PURPOSE: This study aims to compare running mechanics and lower-extremity coordination variability in matched groups of healthy younger and healthy older runners.

METHODS: Three-dimensional kinetics and kinematics were collected while 14 older adults (45-65 yr) and younger adults (18-35 yr) ran overground at 3.5 m·s. Knee, ankle, and hip joint angles and moments were determined. Discrete measures at foot strike (maximum and minimum) were determined and compared between groups. Segment angles during stance were utilized to calculate segment coordination variability between pelvis and thigh, thigh and shank, and shank and foot, using a modified vector coding technique.

RESULTS: Knee and ankle joint angles were similar between groups (P > 0.05).
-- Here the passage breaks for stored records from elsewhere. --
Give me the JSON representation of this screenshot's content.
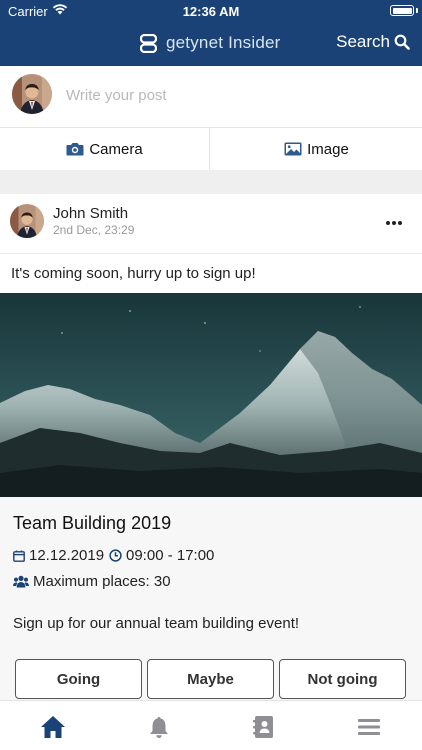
{
  "status_bar": {
    "carrier": "Carrier",
    "time": "12:36 AM"
  },
  "header": {
    "brand": "getynet Insider",
    "search_label": "Search"
  },
  "composer": {
    "placeholder": "Write your post",
    "camera_label": "Camera",
    "image_label": "Image"
  },
  "post": {
    "author": "John Smith",
    "date": "2nd Dec, 23:29",
    "text": "It's coming soon, hurry up to sign up!",
    "event": {
      "title": "Team Building 2019",
      "date": "12.12.2019",
      "time": "09:00 - 17:00",
      "places": "Maximum places: 30",
      "description": "Sign up for our annual team building event!"
    },
    "rsvp": {
      "going": "Going",
      "maybe": "Maybe",
      "not_going": "Not going"
    }
  },
  "tabbar": {
    "items": [
      "home-icon",
      "bell-icon",
      "contacts-icon",
      "menu-icon"
    ],
    "active": "home-icon"
  },
  "colors": {
    "header": "#1b4276",
    "accent": "#1b4276",
    "inactive": "#8e8e93"
  }
}
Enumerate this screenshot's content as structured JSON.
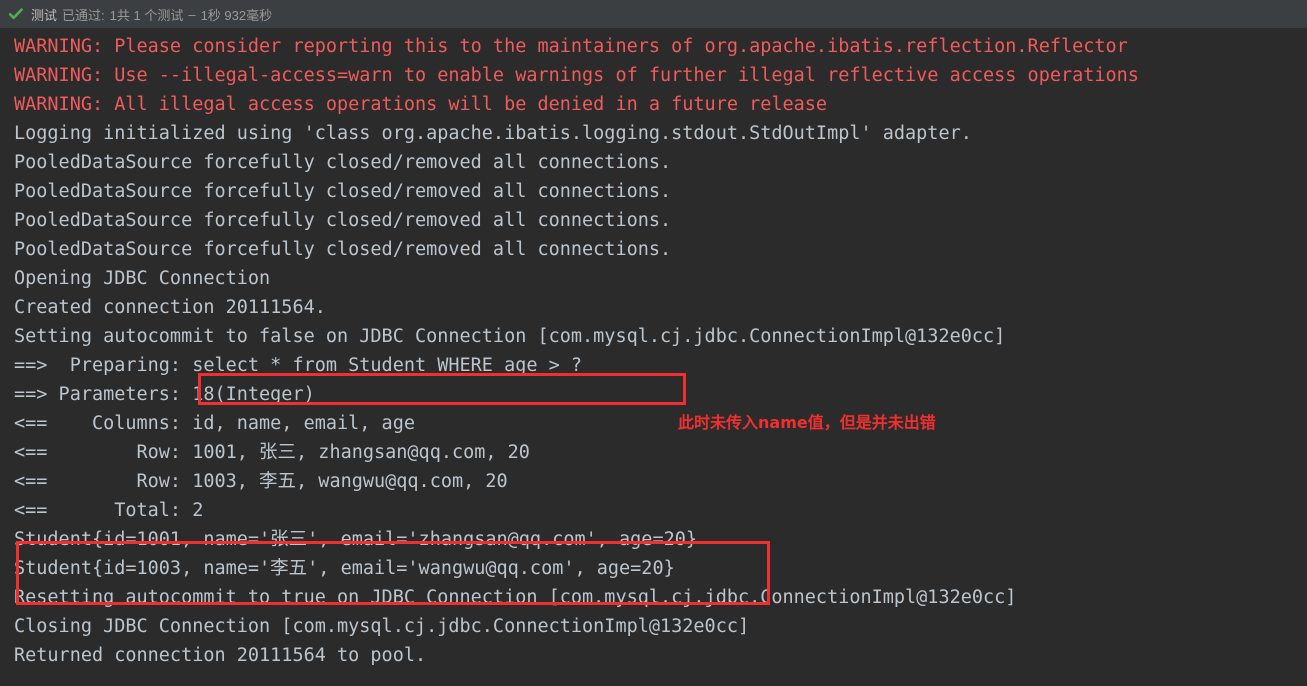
{
  "status_bar": {
    "icon": "check-icon",
    "label": "测试",
    "result": "已通过:",
    "counts": "1共 1 个测试",
    "separator": "–",
    "duration": "1秒 932毫秒",
    "icon_color": "#4caf50"
  },
  "console": {
    "background": "#2b2b2b",
    "warning_color": "#f05b5b",
    "text_color": "#a9b7c6",
    "lines": [
      {
        "text": "WARNING: Please consider reporting this to the maintainers of org.apache.ibatis.reflection.Reflector",
        "type": "warn"
      },
      {
        "text": "WARNING: Use --illegal-access=warn to enable warnings of further illegal reflective access operations",
        "type": "warn"
      },
      {
        "text": "WARNING: All illegal access operations will be denied in a future release",
        "type": "warn"
      },
      {
        "text": "Logging initialized using 'class org.apache.ibatis.logging.stdout.StdOutImpl' adapter.",
        "type": "out"
      },
      {
        "text": "PooledDataSource forcefully closed/removed all connections.",
        "type": "out"
      },
      {
        "text": "PooledDataSource forcefully closed/removed all connections.",
        "type": "out"
      },
      {
        "text": "PooledDataSource forcefully closed/removed all connections.",
        "type": "out"
      },
      {
        "text": "PooledDataSource forcefully closed/removed all connections.",
        "type": "out"
      },
      {
        "text": "Opening JDBC Connection",
        "type": "out"
      },
      {
        "text": "Created connection 20111564.",
        "type": "out"
      },
      {
        "text": "Setting autocommit to false on JDBC Connection [com.mysql.cj.jdbc.ConnectionImpl@132e0cc]",
        "type": "out"
      },
      {
        "text": "==>  Preparing: select * from Student WHERE age > ?",
        "type": "out"
      },
      {
        "text": "==> Parameters: 18(Integer)",
        "type": "out"
      },
      {
        "text": "<==    Columns: id, name, email, age",
        "type": "out"
      },
      {
        "text": "<==        Row: 1001, 张三, zhangsan@qq.com, 20",
        "type": "out"
      },
      {
        "text": "<==        Row: 1003, 李五, wangwu@qq.com, 20",
        "type": "out"
      },
      {
        "text": "<==      Total: 2",
        "type": "out"
      },
      {
        "text": "Student{id=1001, name='张三', email='zhangsan@qq.com', age=20}",
        "type": "out"
      },
      {
        "text": "Student{id=1003, name='李五', email='wangwu@qq.com', age=20}",
        "type": "out"
      },
      {
        "text": "Resetting autocommit to true on JDBC Connection [com.mysql.cj.jdbc.ConnectionImpl@132e0cc]",
        "type": "out"
      },
      {
        "text": "Closing JDBC Connection [com.mysql.cj.jdbc.ConnectionImpl@132e0cc]",
        "type": "out"
      },
      {
        "text": "Returned connection 20111564 to pool.",
        "type": "out"
      }
    ]
  },
  "annotations": {
    "box_color": "#f03030",
    "sql_highlight_text": "select * from Student WHERE age > ?",
    "output_highlight_text": "Student{id=1001, name='张三', email='zhangsan@qq.com', age=20}",
    "note": "此时未传入name值，但是并未出错"
  }
}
Older runners had greater hip range of motion (P = 0.01) and peak hip flexion (P = 0.001) at a more extended hip position than younger runners. Older runners had smaller ankle plantarflexion moment (P = 0.04) and hip rotational moment (P = 0.005) than younger runners. There were no between-group differences in any of the variability measures (P > 0.05).

CONCLUSIONS: Runners appear to maintain movement patterns and variability during running with increasing age, indicating that running itself may be contributing to maintenance of health among older runners in the current study.